Below, please mention:

* A brief history of tweaks and improvements.
* Which network architectures have you tried? What is the final one and why?
* What is the training method (batch size, optimization algorithm, number of iterations, ...) and why?
* Which techniques have you tried to prevent overfitting? What were their effects? Which of them worked well?
* Any other insights you learned.

For example, start with:

"I have analyzed these and those conference papers/sources/blog posts. \
I tried this and that to adapt them to my problem. \
The conclusions this task taught me are ..."

- Starting off by studying the [Tiny ImageNet Challenge](http://cs231n.stanford.edu/reports/2017/pdfs/935.pdf) paper by Yinbin Ma of Standford University, the initial approcah to solving this problem is by implementing ResNet_18.

- By applying  the Resnet-18 without pretrained weights, I applied this directly to the ImageNet,and a val_accuracy of 30.9% was achieved.However, In getting a drastic improvement on this, the parameters has to be altered within the layers layout.

- I resolved to building a Neural Network architecture from scratch using  ideas from Con2d-model in seminar -3 coulped with data augumentation.

- The tranformtion that was done on the data was mainly to achieve a better accuracy through data augumentation, I applied some rotation, as well as color transformation on the data.

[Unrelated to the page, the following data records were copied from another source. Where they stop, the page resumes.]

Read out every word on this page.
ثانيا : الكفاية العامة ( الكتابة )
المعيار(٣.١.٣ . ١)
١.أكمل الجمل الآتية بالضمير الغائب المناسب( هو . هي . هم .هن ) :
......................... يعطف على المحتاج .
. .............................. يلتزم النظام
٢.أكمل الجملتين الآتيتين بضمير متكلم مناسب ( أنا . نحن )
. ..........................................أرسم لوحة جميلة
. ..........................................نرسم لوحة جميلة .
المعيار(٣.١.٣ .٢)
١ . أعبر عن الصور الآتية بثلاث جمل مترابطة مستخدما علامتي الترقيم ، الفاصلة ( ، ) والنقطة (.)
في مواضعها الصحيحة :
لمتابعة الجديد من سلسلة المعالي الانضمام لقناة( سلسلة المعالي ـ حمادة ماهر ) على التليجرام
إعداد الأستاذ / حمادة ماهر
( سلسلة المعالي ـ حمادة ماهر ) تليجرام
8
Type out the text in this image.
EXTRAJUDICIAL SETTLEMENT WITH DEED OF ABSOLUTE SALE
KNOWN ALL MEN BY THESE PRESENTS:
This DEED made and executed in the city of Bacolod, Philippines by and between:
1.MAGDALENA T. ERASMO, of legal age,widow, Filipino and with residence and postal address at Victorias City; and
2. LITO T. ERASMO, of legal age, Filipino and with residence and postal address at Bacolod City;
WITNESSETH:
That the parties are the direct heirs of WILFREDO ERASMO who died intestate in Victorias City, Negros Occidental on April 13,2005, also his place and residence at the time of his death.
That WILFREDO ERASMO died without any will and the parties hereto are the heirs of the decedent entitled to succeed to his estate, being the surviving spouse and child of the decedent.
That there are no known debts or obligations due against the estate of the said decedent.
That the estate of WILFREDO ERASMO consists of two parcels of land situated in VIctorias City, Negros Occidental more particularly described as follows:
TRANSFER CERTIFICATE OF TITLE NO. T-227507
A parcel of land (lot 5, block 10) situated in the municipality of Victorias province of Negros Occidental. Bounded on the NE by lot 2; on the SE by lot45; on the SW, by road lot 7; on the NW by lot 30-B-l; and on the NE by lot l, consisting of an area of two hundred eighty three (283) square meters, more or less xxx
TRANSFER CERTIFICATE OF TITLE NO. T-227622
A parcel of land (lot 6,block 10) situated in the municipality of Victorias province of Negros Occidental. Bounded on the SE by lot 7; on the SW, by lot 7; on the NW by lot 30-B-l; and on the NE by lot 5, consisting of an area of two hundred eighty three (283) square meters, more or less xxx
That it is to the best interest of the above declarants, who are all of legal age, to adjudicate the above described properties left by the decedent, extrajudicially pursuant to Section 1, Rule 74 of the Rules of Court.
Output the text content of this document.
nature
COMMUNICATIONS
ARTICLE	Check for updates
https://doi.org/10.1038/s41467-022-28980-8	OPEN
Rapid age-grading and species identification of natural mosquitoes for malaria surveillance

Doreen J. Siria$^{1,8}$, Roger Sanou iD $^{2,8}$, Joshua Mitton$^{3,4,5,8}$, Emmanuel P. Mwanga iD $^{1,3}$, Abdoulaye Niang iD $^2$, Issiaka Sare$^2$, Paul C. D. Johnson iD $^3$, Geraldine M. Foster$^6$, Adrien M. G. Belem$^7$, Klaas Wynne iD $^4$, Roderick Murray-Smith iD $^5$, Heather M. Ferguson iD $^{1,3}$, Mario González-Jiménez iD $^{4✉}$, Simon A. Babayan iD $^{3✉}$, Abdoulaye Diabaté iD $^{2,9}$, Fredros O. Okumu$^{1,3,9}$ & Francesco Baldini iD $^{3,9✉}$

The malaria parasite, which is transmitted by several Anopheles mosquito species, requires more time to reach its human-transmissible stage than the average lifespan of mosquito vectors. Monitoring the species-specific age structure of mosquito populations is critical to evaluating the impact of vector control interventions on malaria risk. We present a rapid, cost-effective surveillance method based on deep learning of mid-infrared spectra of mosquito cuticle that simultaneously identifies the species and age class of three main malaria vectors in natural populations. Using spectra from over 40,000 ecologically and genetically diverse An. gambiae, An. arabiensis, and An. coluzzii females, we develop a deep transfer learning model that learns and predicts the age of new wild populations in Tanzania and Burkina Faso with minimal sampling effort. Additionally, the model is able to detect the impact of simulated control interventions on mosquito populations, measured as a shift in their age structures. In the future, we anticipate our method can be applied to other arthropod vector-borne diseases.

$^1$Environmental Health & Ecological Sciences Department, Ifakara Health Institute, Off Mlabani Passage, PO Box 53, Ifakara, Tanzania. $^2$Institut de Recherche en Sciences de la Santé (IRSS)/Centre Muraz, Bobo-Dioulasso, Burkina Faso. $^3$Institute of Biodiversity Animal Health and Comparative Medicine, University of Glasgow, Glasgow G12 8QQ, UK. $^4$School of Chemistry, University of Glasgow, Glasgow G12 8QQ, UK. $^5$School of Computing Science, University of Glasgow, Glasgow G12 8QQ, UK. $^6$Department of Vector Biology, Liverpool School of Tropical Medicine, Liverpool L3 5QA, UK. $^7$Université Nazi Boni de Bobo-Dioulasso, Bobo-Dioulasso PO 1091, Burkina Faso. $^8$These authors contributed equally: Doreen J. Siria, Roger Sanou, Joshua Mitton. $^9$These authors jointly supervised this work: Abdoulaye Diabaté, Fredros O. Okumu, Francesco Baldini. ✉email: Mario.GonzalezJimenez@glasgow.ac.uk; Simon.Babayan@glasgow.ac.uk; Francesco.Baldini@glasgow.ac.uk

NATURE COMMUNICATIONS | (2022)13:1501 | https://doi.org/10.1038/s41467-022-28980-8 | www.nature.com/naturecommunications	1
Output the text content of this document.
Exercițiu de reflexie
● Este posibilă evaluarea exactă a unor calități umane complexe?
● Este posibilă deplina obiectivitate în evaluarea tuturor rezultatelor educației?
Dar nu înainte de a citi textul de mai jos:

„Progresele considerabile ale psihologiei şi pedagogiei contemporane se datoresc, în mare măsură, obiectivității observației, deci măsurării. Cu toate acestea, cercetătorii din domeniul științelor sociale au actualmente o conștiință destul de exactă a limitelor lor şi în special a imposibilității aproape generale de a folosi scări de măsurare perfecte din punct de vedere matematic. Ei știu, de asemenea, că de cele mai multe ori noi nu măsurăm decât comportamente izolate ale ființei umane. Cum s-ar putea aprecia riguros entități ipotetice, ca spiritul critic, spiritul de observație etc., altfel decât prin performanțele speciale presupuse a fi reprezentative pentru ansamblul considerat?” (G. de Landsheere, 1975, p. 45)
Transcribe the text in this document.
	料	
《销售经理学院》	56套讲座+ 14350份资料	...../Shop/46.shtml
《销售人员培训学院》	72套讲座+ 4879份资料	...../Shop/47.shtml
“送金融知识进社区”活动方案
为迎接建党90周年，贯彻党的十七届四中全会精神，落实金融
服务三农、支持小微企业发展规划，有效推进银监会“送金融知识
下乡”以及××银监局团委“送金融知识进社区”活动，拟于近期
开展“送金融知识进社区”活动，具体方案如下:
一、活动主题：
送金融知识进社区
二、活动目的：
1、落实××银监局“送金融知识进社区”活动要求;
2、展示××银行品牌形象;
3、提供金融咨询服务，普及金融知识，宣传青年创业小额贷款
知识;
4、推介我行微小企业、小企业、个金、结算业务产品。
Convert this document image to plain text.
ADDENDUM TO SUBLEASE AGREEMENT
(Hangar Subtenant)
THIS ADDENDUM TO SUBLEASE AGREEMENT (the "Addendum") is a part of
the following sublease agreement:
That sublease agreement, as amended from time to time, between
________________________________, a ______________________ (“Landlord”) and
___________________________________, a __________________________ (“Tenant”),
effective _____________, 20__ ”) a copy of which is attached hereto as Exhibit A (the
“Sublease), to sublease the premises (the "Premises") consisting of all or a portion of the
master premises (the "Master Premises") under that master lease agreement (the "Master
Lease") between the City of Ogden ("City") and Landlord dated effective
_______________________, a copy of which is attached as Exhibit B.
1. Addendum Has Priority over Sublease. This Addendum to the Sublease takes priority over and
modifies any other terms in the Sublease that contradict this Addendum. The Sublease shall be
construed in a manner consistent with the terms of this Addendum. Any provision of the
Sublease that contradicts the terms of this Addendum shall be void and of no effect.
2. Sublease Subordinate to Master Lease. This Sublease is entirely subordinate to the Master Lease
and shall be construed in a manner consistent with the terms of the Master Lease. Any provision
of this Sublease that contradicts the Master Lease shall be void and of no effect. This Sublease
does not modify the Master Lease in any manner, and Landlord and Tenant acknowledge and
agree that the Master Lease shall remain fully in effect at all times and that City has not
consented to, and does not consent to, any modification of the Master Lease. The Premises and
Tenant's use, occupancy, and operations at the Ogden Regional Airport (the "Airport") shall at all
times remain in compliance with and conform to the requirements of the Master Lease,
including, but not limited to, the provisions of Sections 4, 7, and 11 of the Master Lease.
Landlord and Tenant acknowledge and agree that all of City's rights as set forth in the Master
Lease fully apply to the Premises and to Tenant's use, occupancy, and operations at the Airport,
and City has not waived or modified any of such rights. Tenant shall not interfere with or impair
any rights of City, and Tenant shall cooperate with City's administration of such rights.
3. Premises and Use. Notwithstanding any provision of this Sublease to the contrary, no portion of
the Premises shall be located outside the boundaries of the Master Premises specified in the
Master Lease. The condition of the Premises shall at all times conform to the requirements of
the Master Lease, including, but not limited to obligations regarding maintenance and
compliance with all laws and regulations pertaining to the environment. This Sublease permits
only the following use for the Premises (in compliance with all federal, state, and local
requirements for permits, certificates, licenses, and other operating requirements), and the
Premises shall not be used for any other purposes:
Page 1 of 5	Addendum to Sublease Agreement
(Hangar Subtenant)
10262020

- My model consist of a simple Convolutional Neural Network with "Relu" as my activation in all layers. Relu seems to be a more effective activation function as I saw from HW1. I added BatchNorm to achieve as much accuracy as possible with lesser training steps. I used 7- Conv2d() layers and I wrapped this  up with  a linear layer. For the output layer, I used  LogSoftMax, and I used cross entropy loss as my loss metric.

- To avoid overfitting , I added a dropout layer after every Relu activation function.

- Training was done with batch-size of 100, epoch of 30, learning rate is 1e-3 and optmization by AdamOptimizer was used. AdamOptimizer has proven to be better than SGD from previous task.

- in my training procedure, I also made a point out of the max_validation accuracy at every iteration and the epoch at which this max accuracy occurs.
Tgis help to show me teh point at which drop in the validation accuracy occurs for several raining trials

- For me, working on this model from scratch and combined with knowledge garnered from seminars, it gives me a better undertadning on training methods, patterns and approach in getting the better result at every level.

- I was able to obtain a training accuracy of = 79.51%, and a validation accuracy of 48.60%